Reviewing Rufus: Last month, Amazon announced that it would launch a new artificial intelligence chatbot, Rufus, in the Amazon shopping app for Android and iOS. We got early access, but were quickly disappointed by what Rufus couldn’t do (and do so well).

More machine learning

molecular! How do they work? AI models help us understand and predict molecular dynamics, conformation, and other aspects of the nanoscale world that might otherwise require expensive, complex methods to test. Of course, you still need verification, but things like AlphaFold are rapidly changing the field.

Microsoft has a new model called ViSNet designed to predict so-called structure-activity relationships, the complex relationships between molecules and biological activities. It’s still quite experimental and definitely only for researchers, but it’s always nice to see cutting-edge technological means solving hard science problems.

Image Source: Microsoft

Researchers at the University of Manchester are specializing in identifying and predicting COVID-19 variants, not through pure structures such as ViSNet, but more by analyzing very large genetic data sets related to coronavirus evolution.

“The amount of genetic data generated during the pandemic is unprecedented and requires improvements in our methods to analyze it thoroughly,” said lead researcher Thomas House. His colleague Roberto Cahuantzi added: “Our analysis serves as a conceptual Validation, demonstrating the potential use of machine learning methods as an alert tool for the early detection of emerging major variants.”

Artificial intelligence can also design molecules, and many researchers have signed an initiative calling for safety and ethics in the field.Although as David Baker (one of the world’s foremost computational biophysicists) points out, “the potential benefits of protein design currently far outweigh the dangers.” Well, as a designer of AI protein designers he meeting For example. But nonetheless, we must be wary of regulations that miss the point and impede legitimate research while allowing bad actors freedom.

Atmospheric scientists at the University of Washington have made an interesting assertion based on an artificial intelligence analysis of 25 years of satellite images of Turkmenistan. Essentially, the widely held belief that the economic turmoil following the collapse of the Soviet Union led to lower emissions may not be true—in fact, the opposite may be true.

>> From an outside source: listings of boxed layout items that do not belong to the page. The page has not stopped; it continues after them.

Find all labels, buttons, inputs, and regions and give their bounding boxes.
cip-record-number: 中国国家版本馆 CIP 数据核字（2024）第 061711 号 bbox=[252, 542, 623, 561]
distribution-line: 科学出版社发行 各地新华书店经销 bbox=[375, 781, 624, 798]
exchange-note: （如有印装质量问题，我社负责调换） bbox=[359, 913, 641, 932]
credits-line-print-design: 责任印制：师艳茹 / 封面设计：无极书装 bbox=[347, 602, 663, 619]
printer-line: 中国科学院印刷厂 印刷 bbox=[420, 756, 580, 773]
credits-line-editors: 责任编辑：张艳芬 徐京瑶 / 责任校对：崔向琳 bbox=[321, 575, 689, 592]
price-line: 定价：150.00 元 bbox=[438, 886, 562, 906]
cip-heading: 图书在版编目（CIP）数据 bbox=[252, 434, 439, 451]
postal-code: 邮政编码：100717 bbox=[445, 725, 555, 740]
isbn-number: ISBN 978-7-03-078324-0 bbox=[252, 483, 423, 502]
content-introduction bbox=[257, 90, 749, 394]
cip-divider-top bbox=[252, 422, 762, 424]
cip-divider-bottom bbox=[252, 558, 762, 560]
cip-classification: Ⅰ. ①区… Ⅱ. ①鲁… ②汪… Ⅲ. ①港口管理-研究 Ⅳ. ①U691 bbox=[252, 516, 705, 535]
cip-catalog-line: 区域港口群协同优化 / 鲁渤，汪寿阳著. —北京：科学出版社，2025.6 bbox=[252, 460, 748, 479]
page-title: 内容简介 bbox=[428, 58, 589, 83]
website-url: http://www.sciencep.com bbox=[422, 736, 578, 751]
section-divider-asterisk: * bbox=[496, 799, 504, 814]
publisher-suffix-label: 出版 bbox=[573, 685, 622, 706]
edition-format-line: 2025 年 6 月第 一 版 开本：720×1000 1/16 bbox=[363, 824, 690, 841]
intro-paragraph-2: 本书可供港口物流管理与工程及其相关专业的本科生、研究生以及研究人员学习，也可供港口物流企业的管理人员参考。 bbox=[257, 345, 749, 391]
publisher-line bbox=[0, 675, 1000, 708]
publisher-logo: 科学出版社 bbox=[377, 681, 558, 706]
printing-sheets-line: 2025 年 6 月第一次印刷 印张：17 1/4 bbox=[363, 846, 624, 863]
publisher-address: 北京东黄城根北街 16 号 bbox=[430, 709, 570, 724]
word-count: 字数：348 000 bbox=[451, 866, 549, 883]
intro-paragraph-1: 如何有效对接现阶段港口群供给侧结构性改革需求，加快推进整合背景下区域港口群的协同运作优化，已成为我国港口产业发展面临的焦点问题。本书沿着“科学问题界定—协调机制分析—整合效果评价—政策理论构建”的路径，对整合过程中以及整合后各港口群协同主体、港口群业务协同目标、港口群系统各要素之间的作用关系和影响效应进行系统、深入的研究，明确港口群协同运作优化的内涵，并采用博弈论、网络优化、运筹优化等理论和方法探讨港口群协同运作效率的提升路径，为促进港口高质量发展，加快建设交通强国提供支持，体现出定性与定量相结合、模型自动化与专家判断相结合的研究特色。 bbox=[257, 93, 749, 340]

Artificial intelligence helped find and measure the methane leak shown here.

“We found that, surprisingly, the collapse of the Soviet Union seemed to lead to an increase in methane emissions,” said Alex Turner, a professor at the University of Washington. Huge data sets and a lack of time to sift through them make the subject a natural target for artificial intelligence, leading to this unexpected reversal.

Large language models are trained primarily on English source material, but this may affect their ability to use other languages. EPFL researchers studying LlaMa-2’s “latent language” found that even when translating between French and Chinese, the model seemed to revert to English internally. However, the researchers argue that this is not just a lazy translation process; in fact, the model has built an entire conceptual latent space around English concepts and representations. does it matter? perhaps. Regardless, we should diversify their data sets.